According to Paulsell, probably the most garden-BBS-like option on Internet is one of the 2,000 “newsgroups” called “rec.gardens,” which, she wrote, is “a real mix of stuff, a lot of postings from beginning gardeners looking for general or specific advice, questions about where to get seeds for specific plants or varieties. Some of the regular participants are professional or academic horticulturists.”

There’s a plant taxonomist from the University of Northern Iowa, a Canadian herb seedsman, a writer of Sierra Club Trail Guides and myriad experienced amateur specialists and plant scientists alike.

Other horticultural possibilities on Internet: Connect with university library computers to explore their card catalogues. Access the USDA National Agricultural Library--from which you can pull down, say, a bibliography called Great American Gardening Books, the Sustainable Agriculture Network or Botanical Electronic News. Or subscribe to a “mailing list” set up for Master Gardeners, 4-Hers or landscape architects or for enthusiasts of bonsai, orchids, herbs or carnivorous plants.

Choosing a bulletin board is akin to deciding what to plant in your garden--it’s a matter of personal style. A beginner might make his decision based solely on cost. If you favor a specific plant, ask each service for a trial membership to find out which has the strongest following in your area.

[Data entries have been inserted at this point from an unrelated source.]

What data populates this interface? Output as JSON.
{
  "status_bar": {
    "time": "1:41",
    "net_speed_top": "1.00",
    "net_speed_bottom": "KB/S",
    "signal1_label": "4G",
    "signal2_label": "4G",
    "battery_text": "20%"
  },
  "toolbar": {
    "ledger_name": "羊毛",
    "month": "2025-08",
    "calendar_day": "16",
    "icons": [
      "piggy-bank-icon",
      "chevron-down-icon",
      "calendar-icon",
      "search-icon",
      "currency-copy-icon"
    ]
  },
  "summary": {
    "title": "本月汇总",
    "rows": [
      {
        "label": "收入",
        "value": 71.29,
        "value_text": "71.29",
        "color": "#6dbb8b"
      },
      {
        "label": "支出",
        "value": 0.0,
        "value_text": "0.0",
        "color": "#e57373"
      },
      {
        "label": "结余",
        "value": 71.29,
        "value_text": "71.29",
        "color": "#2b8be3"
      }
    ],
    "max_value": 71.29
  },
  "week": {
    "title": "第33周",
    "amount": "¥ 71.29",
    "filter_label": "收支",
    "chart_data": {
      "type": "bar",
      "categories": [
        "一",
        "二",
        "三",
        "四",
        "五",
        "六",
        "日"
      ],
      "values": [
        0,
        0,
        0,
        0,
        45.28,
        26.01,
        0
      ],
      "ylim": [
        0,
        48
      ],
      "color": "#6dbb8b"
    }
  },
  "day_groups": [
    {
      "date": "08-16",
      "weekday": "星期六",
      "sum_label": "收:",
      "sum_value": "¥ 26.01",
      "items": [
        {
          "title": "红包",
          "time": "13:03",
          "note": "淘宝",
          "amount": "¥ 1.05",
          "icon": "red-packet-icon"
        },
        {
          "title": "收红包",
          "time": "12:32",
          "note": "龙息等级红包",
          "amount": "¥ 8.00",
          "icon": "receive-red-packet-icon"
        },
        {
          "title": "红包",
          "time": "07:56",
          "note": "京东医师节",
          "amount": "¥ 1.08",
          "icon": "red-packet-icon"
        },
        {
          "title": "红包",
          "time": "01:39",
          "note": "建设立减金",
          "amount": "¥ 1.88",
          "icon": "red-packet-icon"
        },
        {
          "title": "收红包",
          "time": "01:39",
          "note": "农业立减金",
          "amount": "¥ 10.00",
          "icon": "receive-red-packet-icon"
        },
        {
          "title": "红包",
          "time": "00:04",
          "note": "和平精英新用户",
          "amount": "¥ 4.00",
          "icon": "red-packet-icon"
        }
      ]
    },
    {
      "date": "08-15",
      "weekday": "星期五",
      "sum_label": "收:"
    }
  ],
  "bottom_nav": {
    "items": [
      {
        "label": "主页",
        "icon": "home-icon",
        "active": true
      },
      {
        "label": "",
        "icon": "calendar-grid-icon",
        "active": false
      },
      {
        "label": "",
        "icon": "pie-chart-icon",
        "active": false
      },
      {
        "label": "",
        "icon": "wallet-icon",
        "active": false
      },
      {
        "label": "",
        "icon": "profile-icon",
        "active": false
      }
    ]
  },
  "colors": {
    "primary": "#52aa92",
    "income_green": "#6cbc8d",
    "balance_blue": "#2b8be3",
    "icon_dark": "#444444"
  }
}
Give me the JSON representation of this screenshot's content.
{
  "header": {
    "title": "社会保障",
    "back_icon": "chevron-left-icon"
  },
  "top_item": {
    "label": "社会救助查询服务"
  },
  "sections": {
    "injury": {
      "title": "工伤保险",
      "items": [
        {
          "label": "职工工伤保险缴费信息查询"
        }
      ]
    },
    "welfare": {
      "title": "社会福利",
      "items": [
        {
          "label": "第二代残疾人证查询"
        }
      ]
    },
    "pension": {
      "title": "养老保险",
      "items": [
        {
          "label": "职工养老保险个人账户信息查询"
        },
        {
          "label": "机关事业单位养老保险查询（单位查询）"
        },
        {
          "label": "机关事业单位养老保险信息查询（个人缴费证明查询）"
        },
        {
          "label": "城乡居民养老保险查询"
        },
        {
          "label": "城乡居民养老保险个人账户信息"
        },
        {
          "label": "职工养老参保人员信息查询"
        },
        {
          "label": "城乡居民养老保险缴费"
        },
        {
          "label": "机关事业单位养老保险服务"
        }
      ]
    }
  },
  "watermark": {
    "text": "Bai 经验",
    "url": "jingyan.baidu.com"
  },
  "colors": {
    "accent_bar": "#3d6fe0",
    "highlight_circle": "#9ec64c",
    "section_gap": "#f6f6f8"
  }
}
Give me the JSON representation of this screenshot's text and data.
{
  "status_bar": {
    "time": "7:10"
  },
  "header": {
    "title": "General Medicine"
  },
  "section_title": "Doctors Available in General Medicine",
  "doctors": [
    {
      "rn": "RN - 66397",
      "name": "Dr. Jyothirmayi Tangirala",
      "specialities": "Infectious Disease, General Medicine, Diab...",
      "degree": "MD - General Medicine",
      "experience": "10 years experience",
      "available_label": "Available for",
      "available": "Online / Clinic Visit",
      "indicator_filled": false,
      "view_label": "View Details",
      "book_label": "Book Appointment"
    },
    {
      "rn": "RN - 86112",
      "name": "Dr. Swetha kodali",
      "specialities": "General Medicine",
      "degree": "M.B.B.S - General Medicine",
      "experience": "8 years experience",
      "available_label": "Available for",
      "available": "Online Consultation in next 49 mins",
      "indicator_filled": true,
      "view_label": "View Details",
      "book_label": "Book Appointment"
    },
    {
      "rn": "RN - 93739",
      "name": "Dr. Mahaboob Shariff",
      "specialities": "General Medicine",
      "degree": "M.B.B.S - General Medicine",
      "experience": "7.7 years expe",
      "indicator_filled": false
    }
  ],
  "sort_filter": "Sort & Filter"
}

Serious gardeners might be sure to choose a service that includes adequate access to Internet (not just electronic mail capability).

But bulletin boards offer something much more than pure information--they provide a sense of community. Said Paulsell: “I sometimes tell people the gardening conference is more like talking to other gardeners over the back fence than like a visit to the agricultural extension agent.”